The Greensboro Transit Authority helped prove a point on Feb. 1, when difficulties with the city’s bus system prevented Ananda Bennett from arriving on time for UNCG’s Center for Housing and Community Studies’ monthly “housing hangout” which would focus on the concerns of the Triad’s disabled community. Bennett, who is quadriplegic, spoke to a packed room about her ideas for the future of independent living for “quads” like herself.

The center facilitates multidisciplinary, community-based research on housing and assists housing advocates and policy makers with evaluation and technical planning. Greensboro’s gap between availability of affordable housing and incomes is highest in the state and seventh highest in the country, said Stephen Sills, the center’s director.

“Affordability is underlying a lot of the issues that we have,” Sills said. “If you are on a disability or receiving Medicare/Medicaid as your source of income, you are very limited in the selection of housing; most of that is aging, ill-kept if it’s private market. Accessibility is the other element there — building to universal needs. We can design, develop and provide affordable housing that is universally accessible; we just don’t do it well.”

North Carolina faces a deadline from the US Justice Department to move 3,000 qualified people from adult-care homes into independent housing by July 1, 2021, as laid out in a court settlement stemming from Disability Rights NC’s 2010 lawsuit that claimed the state was violating the Americans with Disabilities Act. The Olmstead settlement, as it is known, requires the state to provide people with disabilities the opportunity to live their lives on their own terms.

“The state got sued because they institutionalized many people with mental health diagnoses against their will when they were capable of living in the community independently,” said Debbie Hennessy, an independent living specialist at the Adaptables Center for Independent Living in Winston-Salem. “Of course, North Carolina and many other states, lost… [and] those people, deservedly so, are at the top of the list [for integration into community housing].”

Phillip Sheldon, a graduate research assistant at the UNCG center, said prioritizing disabled peoples’ agency is key to progress.

“The housing stock now has to allow for agency for the people who are living in it, so they can choose, ‘Hey, I want to live in this more supportive environment or I feel pretty independent, I can do everything I need to do in a day,’” Sheldon said. “A housing stock that allows you to make choices about what you feel comfortable with is what we need, and right now we don’t have it at all.”

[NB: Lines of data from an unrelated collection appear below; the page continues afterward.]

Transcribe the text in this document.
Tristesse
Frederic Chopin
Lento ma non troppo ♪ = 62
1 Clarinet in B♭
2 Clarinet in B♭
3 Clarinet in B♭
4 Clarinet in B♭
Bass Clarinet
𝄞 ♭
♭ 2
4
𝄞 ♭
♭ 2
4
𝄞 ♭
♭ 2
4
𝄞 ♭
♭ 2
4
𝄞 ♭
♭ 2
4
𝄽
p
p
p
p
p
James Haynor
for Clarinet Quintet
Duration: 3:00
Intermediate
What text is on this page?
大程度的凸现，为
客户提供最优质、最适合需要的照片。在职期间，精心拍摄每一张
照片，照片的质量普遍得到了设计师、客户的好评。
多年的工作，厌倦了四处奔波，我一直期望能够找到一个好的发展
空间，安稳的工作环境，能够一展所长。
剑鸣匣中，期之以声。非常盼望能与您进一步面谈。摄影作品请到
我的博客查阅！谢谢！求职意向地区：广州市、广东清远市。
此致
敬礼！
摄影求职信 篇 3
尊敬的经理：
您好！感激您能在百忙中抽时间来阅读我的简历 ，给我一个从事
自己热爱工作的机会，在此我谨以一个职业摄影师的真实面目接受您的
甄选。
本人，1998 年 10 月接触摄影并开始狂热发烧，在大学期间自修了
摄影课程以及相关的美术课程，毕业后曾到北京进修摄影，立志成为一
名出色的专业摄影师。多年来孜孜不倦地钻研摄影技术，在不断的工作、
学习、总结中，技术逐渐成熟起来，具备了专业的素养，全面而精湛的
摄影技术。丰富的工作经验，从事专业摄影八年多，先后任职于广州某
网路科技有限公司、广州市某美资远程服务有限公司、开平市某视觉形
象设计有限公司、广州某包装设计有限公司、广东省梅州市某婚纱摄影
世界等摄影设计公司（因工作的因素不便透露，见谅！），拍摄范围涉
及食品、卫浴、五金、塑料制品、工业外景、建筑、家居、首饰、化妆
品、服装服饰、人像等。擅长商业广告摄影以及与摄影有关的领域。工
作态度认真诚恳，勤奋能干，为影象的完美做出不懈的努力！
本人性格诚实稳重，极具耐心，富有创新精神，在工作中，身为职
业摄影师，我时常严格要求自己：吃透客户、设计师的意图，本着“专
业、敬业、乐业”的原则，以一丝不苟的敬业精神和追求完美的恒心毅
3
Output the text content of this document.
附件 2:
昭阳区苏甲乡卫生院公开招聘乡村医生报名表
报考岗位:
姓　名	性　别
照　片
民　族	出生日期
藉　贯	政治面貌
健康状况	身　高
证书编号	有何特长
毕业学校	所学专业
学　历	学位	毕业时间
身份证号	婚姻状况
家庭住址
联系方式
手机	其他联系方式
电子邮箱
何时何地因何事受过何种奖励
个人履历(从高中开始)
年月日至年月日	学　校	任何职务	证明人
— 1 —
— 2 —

Hennessy said people on their waiting list from 2016 might be waiting five to seven years for housing, and that many voucher programs are unable to place low-income, disabled people in a timely manner. Section 8, a voucher program through US Department of Housing and Urban Development, has beenclosed in Forsyth and Guilford counties until more space is available on the waiting list. According to Hennessy, this is a common practice state-wide and that she’s seen the waitlist open for as little as two days before filling again.

“It’s because there are so many folks on the waiting list that they can’t place that they do not want such a backlog because it can be years and years and years,” said Keith Greenarch, acting director of the Adaptables. “If folks are on a voucher then they might hold onto that and not look further for housing, and we find that quite a bit.”

“Public housing in general, whether voucher programs or full housing programs, do not have the bandwidth for the amount of people who actually qualify,” Sills said.

According to Hennessy, about 80,000 people are on the list for housing in North Carolina.

“We placed a gentleman just last week who’s been on the waiting list since November of 2016,” Greenarch said. “He has a spinal cord injury, he is in a chair, he’s also low-vision, he’s been on dialysis, and he’s been on the street. And he’d much rather be on the street than living in a nursing facility. I have people all the time tell me, ‘I’d rather live in my car than live in an institution,’ and that’s what centers for independent living are all about; we are about keeping people out of institutions, living in their own homes in their own communities… You eat what you want to eat, when you want to, you go shopping, you go to church. You make your own decisions on what you want to do.”